Alan Reider, Melgen’s attorney, said Wednesday that his client has returned the government money in dispute but is contesting the CMS audit finding so he can reclaim the money. Reider said Melgen believes he was following Medicare guidelines. Reider added that Melgen was not aware that his practice was under investigation until federal agents arrived at his clinic last week.
At issue in the reimbursement dispute is Melgen’s multiple use of individual vials for eye injections to treat macular degeneration. Federal auditors have said Melgen often billed the government three to four times for injections from a single vial, according to two federal officials and lawyers familiar with the case.
The government’s Medicare program reimburses providers $2,000 for each vial, so Melgen was billing $6,000 to $8,000 for each vial.
Melgen’s attorneys said the doctor was properly billing for treating four patients with medical injections, albeit from one vial.
After CMS ruled in 2008 that Melgen would have to repay the government, he and his legal representatives contacted Menendez’s office, arguing that the finding was unfair, the senator’s aides said. Menendez’s staff members had several conversations with agency officials to learn more about the billing rules and the details of Melgen’s case in particular, the aides said.
In July 2009, Menendez called Jonathan Blum, the Medicare director at CMS, to express concern, the aides said. Menendez brought up Melgen’s case, they said, in the context of broader concerns about the guidelines.
Then, in June 2012, Menendez raised Melgen’s case again at a meeting with CMS Acting Administrator Marilyn Tavenner, aides recounted. They said the primary subject of the meeting was the implementation of President Obama’s health-care overhaul.

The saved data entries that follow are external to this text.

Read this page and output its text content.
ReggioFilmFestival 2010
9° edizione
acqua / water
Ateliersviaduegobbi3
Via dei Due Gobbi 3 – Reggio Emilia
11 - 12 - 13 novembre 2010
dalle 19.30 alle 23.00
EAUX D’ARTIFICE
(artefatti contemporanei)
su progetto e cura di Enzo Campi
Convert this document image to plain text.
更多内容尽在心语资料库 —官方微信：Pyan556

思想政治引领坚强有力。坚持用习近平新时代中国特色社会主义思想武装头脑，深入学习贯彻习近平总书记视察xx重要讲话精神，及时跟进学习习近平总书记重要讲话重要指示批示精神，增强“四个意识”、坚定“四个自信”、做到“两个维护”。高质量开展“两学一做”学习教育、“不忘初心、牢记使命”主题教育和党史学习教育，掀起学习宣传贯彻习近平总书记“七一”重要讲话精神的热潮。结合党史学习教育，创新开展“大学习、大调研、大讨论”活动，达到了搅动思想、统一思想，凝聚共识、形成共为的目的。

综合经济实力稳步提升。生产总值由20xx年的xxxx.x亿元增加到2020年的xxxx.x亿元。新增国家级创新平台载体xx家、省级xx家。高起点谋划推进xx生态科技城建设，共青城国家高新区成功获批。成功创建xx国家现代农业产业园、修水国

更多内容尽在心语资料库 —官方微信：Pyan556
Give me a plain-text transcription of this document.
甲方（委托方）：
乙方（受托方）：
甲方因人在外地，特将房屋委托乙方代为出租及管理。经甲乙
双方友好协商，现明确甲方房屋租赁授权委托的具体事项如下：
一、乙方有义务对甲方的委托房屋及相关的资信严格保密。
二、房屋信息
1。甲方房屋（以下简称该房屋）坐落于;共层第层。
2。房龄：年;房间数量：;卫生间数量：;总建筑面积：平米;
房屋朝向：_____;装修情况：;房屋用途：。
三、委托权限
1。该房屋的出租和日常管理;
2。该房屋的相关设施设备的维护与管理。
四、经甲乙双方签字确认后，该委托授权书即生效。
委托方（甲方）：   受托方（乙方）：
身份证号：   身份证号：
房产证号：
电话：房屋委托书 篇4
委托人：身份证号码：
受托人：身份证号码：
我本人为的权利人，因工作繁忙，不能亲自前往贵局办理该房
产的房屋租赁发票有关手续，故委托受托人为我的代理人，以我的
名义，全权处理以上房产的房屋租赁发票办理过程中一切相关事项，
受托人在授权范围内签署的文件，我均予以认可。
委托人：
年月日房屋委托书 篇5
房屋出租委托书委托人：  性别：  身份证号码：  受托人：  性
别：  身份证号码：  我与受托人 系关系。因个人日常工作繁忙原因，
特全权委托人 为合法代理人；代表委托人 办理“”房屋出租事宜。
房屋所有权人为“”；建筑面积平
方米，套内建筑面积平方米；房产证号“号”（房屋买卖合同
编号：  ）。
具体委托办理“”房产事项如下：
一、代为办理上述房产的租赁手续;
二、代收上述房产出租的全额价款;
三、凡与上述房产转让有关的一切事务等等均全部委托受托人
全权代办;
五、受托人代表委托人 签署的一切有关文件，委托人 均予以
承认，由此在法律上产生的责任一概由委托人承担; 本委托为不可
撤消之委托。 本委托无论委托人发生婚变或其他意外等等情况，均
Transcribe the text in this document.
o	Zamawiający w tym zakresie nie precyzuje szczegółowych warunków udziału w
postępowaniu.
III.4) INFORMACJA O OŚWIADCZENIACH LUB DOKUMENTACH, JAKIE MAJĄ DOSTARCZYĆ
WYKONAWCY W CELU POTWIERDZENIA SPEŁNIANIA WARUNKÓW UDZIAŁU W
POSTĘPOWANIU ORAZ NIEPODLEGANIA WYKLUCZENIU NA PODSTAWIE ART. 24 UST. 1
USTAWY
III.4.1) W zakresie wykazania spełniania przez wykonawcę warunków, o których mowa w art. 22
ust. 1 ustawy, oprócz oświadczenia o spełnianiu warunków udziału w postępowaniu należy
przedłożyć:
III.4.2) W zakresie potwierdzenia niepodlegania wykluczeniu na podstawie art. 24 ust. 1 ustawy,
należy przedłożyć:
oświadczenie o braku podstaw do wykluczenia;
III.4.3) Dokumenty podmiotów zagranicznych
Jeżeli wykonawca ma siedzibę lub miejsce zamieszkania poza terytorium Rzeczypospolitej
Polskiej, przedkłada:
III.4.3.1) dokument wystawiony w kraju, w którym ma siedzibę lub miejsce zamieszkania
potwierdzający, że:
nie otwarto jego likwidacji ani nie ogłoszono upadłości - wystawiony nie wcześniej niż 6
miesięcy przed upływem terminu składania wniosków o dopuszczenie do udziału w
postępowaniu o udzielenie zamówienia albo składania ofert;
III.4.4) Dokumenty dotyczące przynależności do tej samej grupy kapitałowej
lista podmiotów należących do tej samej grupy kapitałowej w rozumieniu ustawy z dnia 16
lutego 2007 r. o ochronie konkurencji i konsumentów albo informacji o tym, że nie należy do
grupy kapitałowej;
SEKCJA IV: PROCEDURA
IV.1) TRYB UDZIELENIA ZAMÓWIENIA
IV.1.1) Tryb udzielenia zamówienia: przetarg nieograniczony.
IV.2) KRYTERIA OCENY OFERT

The aides said Menendez never urged the CMS to take specific action on Melgen’s case.
Blum and Tavenner declined to comment through a spokeswoman for the Department of Health and Human Services.
Melgen frequently cited his connection to Menendez, according to two former federal officials and doctors in South Florida.
When federal health-care fraud investigators were questioning him several years ago about his billing practices, he invoked the senator’s name, the former officials said.
“He used Menendez’s name all the time. He would say, “Menendez is a good friend of mine, and he knows I never did anything wrong,’ ” said a former senior federal official familiar with the investigation.